Posts Tagged ‘backpack overload’

Beat the Backpack Blues

Posted on: August 5th, 2021

Dr. Joanne Baird (August 2021) Can you believe we’re turning the calendar already? Back to school is around the corner. August brings excitement, a busier schedule (especially for parents), a return to academic and sporting activities, heavy backpacks, and computer time.  We can still avoid the aches & pains of back to school with thoughtful conditioning and healthy habits!


Injuries often occur when athletes suddenly increase the duration, intensity or frequency or their activities.  Before organized sports begin, young athletes should gradually increase activity toward a higher fitness level, especially if out of shape from other summer activities. Proper technique is important, and coaches are great resources in a conditioning plan.   In addition, our Gulf Coast temps stay peak-of-summer hot well through August, so staying properly hydrated is critical to preventing heat-related illnesses. Finally, a healthy, well-balanced diet is key in optimizing bodies and brains for a new school year.  

Back Pain Prevention

Even with the growth of laptop learning, millions of children each year are walking to school with a backpack full of heavy books and materials. This backpack strain can often impact the back, neck, and shoulder muscles.  Usually, the discomfort is short-term but heavy weight to the back can produce lingering issues.  
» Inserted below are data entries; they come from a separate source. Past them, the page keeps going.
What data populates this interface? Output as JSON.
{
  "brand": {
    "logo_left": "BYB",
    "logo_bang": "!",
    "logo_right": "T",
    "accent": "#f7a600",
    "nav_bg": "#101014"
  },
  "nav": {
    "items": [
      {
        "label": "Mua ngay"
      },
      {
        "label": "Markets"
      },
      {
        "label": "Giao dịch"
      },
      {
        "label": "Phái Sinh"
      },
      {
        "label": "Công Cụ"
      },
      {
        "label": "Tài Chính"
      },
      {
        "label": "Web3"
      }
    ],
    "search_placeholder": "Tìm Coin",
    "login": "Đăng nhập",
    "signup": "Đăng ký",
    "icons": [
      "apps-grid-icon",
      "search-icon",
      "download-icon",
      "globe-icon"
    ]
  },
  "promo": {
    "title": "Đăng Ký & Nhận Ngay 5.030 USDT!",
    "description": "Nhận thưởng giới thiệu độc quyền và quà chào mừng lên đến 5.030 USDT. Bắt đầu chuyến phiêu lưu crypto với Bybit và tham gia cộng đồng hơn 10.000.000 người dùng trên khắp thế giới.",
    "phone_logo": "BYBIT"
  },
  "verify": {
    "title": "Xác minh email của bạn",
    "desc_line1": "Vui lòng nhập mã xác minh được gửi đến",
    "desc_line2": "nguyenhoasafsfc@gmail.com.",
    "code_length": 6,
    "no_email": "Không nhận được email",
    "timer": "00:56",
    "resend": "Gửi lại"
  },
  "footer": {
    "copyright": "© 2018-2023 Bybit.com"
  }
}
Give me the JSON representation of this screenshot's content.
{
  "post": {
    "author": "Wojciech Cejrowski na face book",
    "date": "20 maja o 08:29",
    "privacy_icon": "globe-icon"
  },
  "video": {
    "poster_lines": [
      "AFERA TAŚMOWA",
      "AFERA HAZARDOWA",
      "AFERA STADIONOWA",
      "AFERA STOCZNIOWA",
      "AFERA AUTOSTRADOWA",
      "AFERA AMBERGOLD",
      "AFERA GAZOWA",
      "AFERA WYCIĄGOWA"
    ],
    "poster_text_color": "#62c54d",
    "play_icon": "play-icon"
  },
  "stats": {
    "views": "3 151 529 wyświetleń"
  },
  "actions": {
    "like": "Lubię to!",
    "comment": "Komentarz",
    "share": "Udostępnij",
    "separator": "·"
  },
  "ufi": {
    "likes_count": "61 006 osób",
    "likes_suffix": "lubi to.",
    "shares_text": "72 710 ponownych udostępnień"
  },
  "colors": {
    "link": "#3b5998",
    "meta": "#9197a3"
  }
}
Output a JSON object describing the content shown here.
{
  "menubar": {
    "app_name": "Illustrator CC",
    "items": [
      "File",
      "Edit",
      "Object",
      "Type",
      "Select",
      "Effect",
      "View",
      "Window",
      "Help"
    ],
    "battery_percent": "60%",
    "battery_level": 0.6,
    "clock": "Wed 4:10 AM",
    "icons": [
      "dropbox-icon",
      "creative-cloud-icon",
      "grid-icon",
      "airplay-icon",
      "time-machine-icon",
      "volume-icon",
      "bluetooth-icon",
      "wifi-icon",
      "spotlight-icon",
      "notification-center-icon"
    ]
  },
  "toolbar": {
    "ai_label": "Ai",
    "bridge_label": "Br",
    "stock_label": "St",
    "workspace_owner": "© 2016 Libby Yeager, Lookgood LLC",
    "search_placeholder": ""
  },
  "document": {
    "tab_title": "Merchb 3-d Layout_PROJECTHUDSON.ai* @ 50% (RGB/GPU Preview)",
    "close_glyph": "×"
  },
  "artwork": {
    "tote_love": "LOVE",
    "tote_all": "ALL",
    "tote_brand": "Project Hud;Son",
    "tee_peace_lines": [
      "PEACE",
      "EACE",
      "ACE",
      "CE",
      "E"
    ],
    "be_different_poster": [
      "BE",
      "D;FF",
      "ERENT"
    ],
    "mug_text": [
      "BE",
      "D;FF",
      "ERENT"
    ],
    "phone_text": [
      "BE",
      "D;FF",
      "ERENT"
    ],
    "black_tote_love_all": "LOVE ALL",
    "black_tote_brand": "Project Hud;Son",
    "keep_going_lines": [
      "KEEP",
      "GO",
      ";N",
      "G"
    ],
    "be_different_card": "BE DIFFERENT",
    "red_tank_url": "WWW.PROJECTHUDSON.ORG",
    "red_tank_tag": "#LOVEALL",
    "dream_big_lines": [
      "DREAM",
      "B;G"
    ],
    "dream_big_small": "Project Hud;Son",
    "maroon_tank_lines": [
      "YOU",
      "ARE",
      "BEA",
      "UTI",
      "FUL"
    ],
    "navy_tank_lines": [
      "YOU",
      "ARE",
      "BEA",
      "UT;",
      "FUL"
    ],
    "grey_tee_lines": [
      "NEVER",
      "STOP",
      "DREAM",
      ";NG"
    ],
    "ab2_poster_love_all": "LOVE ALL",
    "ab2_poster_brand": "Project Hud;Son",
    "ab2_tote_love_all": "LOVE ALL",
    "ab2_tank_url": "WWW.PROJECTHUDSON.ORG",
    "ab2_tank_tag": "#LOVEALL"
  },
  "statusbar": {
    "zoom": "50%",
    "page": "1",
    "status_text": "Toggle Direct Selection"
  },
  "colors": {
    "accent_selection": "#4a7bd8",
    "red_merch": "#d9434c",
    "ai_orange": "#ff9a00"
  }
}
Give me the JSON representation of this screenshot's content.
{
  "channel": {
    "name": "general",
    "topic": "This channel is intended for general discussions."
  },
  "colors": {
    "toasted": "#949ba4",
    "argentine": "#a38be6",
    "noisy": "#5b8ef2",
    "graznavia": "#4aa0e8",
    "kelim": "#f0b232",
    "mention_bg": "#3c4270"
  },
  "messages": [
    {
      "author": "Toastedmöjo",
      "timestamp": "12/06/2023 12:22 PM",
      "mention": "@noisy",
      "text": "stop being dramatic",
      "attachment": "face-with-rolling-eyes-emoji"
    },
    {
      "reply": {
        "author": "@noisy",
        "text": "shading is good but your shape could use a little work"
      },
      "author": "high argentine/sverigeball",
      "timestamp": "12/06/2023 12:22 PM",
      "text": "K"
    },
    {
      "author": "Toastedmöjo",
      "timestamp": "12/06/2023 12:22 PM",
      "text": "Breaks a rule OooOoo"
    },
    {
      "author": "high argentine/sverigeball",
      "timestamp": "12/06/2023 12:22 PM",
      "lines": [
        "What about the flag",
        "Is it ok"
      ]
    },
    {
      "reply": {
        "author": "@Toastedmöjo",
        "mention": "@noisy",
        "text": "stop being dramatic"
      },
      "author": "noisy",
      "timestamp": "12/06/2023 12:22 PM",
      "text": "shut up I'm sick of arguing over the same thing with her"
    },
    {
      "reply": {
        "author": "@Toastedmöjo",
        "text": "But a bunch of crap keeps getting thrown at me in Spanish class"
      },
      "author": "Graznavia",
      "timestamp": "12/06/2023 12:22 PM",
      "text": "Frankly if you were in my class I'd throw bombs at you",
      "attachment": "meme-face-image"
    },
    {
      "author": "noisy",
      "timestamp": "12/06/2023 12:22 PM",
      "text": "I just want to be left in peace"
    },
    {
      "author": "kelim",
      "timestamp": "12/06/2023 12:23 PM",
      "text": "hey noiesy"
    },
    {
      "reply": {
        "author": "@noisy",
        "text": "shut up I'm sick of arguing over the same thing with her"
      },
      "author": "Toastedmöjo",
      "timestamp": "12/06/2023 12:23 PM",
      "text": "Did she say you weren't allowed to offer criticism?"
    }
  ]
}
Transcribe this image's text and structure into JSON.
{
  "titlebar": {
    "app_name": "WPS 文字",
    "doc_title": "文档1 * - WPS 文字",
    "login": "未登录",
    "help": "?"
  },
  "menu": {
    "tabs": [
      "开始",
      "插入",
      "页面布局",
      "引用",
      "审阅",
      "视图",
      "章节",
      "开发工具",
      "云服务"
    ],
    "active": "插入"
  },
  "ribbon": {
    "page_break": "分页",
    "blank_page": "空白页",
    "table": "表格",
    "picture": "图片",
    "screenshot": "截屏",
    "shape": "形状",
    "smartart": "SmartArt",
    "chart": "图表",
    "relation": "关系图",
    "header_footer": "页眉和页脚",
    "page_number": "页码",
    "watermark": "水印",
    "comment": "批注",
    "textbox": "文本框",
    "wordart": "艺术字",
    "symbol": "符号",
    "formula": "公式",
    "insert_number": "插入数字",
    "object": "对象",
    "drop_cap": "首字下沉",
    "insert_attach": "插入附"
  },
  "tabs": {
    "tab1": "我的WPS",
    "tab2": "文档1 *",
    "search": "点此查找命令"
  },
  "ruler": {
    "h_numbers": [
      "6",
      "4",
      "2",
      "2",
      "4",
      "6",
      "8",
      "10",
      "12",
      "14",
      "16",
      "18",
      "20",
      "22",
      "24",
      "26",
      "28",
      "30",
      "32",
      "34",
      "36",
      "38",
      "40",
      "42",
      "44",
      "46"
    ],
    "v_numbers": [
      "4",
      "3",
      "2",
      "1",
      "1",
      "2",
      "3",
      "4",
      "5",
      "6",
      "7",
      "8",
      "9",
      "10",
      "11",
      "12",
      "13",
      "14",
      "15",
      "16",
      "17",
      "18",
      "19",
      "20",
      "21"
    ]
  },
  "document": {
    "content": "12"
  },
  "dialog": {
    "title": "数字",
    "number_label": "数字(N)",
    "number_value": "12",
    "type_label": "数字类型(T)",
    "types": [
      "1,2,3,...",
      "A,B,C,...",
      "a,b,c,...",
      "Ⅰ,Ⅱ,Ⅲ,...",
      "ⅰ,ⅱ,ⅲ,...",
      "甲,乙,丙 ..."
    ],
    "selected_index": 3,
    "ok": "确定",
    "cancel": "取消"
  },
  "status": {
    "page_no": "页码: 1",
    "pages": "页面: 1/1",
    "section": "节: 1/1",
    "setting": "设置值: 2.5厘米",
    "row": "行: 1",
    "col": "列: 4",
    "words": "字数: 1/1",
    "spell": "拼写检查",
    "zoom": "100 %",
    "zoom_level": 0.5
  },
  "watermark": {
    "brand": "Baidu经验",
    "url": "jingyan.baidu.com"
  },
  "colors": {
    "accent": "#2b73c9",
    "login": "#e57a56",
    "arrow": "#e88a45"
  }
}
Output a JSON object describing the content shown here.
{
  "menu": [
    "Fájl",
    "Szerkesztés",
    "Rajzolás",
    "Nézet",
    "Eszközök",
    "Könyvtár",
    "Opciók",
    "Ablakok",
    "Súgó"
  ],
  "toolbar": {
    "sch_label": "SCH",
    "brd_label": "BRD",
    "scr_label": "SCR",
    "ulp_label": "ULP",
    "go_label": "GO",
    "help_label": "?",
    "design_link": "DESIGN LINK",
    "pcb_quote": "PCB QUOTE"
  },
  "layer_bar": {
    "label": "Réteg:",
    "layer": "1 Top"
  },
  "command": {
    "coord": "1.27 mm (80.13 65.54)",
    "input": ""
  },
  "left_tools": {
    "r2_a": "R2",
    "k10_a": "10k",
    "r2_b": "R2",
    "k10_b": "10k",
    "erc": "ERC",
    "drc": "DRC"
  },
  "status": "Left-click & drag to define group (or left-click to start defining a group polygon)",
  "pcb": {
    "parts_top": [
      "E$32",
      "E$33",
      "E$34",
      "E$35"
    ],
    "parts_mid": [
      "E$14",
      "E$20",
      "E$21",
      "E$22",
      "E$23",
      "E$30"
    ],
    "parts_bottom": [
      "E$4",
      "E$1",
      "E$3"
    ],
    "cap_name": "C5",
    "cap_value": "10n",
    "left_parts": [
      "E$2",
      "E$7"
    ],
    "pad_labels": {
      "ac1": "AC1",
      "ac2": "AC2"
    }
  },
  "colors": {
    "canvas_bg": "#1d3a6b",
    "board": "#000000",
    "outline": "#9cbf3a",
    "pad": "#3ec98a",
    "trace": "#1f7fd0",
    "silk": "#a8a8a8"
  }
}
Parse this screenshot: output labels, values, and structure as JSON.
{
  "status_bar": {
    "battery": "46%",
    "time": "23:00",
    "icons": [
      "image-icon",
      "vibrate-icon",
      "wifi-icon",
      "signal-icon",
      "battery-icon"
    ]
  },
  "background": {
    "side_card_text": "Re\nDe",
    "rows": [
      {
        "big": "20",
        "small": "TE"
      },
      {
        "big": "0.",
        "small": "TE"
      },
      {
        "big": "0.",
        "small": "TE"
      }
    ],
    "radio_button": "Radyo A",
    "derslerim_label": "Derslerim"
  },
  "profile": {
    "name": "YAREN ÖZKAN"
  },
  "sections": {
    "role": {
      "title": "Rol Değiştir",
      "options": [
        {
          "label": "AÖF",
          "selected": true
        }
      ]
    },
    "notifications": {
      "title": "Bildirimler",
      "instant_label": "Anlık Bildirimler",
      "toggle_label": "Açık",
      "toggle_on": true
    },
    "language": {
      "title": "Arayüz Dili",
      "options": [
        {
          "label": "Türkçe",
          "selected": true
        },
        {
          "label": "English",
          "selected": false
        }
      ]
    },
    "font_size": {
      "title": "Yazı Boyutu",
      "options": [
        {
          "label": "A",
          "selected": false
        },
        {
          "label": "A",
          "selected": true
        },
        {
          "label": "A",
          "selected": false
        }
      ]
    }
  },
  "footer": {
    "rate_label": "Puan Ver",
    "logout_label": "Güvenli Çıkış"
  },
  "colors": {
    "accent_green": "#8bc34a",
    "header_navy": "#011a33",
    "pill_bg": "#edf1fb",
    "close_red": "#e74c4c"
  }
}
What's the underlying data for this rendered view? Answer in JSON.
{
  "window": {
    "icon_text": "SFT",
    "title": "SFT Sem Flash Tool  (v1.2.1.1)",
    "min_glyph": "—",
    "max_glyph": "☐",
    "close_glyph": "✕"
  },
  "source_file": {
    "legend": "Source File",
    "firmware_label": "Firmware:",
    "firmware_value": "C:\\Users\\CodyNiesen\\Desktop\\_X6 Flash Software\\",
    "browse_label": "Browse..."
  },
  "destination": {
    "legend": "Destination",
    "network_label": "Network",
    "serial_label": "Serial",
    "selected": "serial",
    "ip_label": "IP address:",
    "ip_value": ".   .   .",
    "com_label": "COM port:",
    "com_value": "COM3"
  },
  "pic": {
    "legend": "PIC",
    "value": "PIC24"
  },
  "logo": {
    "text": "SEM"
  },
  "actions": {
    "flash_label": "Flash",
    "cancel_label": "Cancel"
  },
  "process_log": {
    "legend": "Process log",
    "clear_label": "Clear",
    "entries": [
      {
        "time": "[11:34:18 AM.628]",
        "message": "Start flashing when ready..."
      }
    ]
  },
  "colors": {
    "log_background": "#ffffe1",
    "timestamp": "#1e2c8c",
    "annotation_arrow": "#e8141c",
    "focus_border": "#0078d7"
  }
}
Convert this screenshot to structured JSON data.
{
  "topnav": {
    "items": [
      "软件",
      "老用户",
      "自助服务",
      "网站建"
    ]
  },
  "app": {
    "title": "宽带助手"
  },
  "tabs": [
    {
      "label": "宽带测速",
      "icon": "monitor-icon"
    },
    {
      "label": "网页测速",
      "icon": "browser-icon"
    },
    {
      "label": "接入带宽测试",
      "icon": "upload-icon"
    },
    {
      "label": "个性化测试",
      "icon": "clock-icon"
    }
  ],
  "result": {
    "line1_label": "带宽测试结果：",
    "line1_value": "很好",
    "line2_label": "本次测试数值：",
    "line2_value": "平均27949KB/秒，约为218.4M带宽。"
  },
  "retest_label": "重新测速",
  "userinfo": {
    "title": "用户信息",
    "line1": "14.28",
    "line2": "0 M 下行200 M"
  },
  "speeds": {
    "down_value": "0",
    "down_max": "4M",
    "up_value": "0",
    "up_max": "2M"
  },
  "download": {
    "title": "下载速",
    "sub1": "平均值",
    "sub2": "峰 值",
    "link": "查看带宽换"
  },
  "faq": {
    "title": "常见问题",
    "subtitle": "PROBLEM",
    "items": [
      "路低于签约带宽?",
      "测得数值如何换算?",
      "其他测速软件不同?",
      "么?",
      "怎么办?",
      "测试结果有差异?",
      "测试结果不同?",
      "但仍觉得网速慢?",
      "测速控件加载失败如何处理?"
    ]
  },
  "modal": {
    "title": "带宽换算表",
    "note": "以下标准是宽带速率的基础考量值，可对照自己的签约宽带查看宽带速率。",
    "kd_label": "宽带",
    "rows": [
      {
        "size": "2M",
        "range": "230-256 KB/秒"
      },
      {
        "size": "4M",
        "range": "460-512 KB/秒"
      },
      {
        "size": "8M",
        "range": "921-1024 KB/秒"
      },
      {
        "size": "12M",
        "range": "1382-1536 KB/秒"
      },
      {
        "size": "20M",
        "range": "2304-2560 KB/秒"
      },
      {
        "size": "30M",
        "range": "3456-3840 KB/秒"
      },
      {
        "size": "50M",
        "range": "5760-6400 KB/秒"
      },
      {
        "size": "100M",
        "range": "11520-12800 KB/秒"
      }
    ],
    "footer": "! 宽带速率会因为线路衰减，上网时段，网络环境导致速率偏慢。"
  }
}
  • Distort the natural curves in the middle and lower backs, causing muscle strain and irritation of the spine joints and rib cage.
  • Lead to rounding of the shoulders.
  • Cause a person to lean forward, reducing balance and making it easier to fall.
  • Habitually carrying backpacks over one shoulder will strain muscles to compensate for the uneven weight and the spine will lean to the opposite side.  This muscle imbalance can cause muscle strain, spasm, and back pain.

A smart guideline is to limit the weight of the backpack to 10-15% of your child’s body weight.   Usually, pain will diminish with a period of rest, and there is no evidence backpack use can lead to permanent injury or structural spinal deformity.   

Helpful Hints to Prevent Backpack Strain

  • Choose a pack with lightweight material (nylon vs leather), padded back, wide (2-inch adjustable shoulder straps and individualized compartments.
  • Help distribute weight from shoulders with a hip strap or waist belt.  
  • Consider a separate bag for the laptop or heavy electronics.
  • Use both shoulder straps and wear the backpack on the back rather than over one shoulder.
  • Pack the heaviest objects into the backpack first so they are carried lower and closest to the body and distribute the load between compartments.
  • Lift the backpack using the leg muscles, keeping close to the body.
  • Try not to lean forward when walking. If this is necessary, it’s time to lighten the load.

In sum, what’s the backpack bottom line? If your child complains of discomfort, reduce the weight. Have them carry only what is necessary and encourage frequent trips to the locker during the day.  Back to school brings enough butterflies…without aches and pains, too!